Objectives: A genetic locus for pediatric reflux was proposed on chromosome 13q14, but is unconfirmed in independent kindreds. We sought to test this locus in families with multiple affected infants from our database of well characterized infants with reflux.
Methods: We screened the database for families with multiple affected infants. Affected proband phenotype required histological esophagitis; affected sibling/cousin phenotype required a threshold score on a diagnostic questionnaire. Screened families were reduced to five based on pedigree, consent, and phenotypic clarity. Linkage of the phenotype with the four previously reported markers (D13S218, D13S1288, D13S1253, and D13S263) was tested, using an autosomal dominant, 70% penetrance model. Linkage required logarithm-of-odds score > or = 3.

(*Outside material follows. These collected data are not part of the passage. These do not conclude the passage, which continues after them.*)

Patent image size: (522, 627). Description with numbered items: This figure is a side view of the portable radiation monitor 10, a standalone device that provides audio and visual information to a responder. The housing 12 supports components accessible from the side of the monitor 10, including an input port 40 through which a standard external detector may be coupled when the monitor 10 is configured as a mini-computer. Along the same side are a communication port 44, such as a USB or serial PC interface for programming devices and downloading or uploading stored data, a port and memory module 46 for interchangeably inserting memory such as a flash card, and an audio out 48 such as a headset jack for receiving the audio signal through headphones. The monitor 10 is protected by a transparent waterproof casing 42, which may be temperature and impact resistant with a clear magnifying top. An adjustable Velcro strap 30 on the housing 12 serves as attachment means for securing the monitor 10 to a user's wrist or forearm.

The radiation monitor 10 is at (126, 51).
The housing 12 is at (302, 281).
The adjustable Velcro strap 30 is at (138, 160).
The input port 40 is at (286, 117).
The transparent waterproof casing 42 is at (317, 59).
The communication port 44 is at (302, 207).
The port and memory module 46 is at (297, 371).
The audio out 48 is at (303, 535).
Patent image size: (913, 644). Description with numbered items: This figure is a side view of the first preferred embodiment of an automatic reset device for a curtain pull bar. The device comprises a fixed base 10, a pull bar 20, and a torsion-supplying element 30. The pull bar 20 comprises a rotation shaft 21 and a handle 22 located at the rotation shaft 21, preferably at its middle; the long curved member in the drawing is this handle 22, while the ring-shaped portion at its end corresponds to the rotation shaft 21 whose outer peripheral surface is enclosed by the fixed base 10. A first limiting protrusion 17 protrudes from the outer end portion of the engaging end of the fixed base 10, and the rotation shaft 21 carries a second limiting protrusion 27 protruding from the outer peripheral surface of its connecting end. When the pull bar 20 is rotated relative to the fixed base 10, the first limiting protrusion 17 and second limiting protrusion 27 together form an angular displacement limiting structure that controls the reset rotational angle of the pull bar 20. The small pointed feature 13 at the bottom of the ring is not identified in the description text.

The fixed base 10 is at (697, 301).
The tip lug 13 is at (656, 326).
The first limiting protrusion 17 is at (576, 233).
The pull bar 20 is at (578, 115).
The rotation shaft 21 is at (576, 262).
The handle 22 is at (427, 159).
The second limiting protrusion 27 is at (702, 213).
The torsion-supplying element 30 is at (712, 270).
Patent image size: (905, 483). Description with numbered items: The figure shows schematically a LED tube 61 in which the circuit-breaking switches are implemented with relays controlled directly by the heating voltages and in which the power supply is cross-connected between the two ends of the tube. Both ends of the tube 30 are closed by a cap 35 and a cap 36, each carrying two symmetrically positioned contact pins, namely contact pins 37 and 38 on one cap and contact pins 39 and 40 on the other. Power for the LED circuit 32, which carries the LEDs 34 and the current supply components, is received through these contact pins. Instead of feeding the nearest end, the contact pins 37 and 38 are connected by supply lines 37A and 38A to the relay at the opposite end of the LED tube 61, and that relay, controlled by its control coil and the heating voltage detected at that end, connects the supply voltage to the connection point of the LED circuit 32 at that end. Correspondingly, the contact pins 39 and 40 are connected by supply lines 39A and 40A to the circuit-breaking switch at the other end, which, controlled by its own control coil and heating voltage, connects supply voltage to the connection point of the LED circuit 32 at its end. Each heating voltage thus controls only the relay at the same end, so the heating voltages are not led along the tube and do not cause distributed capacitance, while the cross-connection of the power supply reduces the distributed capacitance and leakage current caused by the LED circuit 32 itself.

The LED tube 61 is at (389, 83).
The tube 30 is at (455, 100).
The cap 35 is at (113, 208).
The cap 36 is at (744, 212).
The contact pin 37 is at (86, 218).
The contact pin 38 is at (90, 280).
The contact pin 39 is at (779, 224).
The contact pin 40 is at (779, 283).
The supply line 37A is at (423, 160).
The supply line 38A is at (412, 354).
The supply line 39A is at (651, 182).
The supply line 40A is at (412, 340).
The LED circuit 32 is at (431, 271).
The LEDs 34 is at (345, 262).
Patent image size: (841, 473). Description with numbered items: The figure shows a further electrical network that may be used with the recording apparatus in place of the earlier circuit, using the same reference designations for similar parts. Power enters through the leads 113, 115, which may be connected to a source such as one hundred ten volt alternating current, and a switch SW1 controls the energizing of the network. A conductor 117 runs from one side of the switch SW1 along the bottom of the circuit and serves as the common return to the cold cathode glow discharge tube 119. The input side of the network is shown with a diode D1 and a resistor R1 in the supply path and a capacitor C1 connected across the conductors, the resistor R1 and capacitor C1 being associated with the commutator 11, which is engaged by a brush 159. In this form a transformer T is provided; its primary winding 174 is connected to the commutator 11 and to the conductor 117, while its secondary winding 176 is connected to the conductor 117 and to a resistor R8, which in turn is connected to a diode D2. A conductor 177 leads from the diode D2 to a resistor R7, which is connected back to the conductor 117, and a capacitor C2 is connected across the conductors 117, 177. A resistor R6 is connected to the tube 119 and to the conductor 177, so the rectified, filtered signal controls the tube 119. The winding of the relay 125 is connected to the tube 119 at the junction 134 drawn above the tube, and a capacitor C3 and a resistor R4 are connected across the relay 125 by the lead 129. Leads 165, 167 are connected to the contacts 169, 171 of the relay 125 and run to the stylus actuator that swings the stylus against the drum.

Results: Of 54 individuals in the five probands' generation, 21 (39%) were affected based on questionnaire, of whom nearly one half also had histological confirmation of esophagitis. Linkage to the defined region was excluded for the five families by two-point LOD scores (-1.47 at D13S218, -1.32 at D13S1288, -3.43 at D13S1253, and -3.92 at D13S263) and by multipoint (multipoint LOD scores less than -2 between D13S218 and D13S263) linkage analysis. No family demonstrated even suggestive positive linkage (i.e., LOD score >1).
Conclusions: In five rigorously phenotyped families with autosomal dominant pattern infantile reflux, we excluded genetic linkage to the region of 13ql4 previously identified responsible for an autosomal dominant form of pediatric reflux. These results suggest genetic heterogeneity, possibly related to phenotypic heterogeneity, in familial pediatric gastroesophageal reflux disease.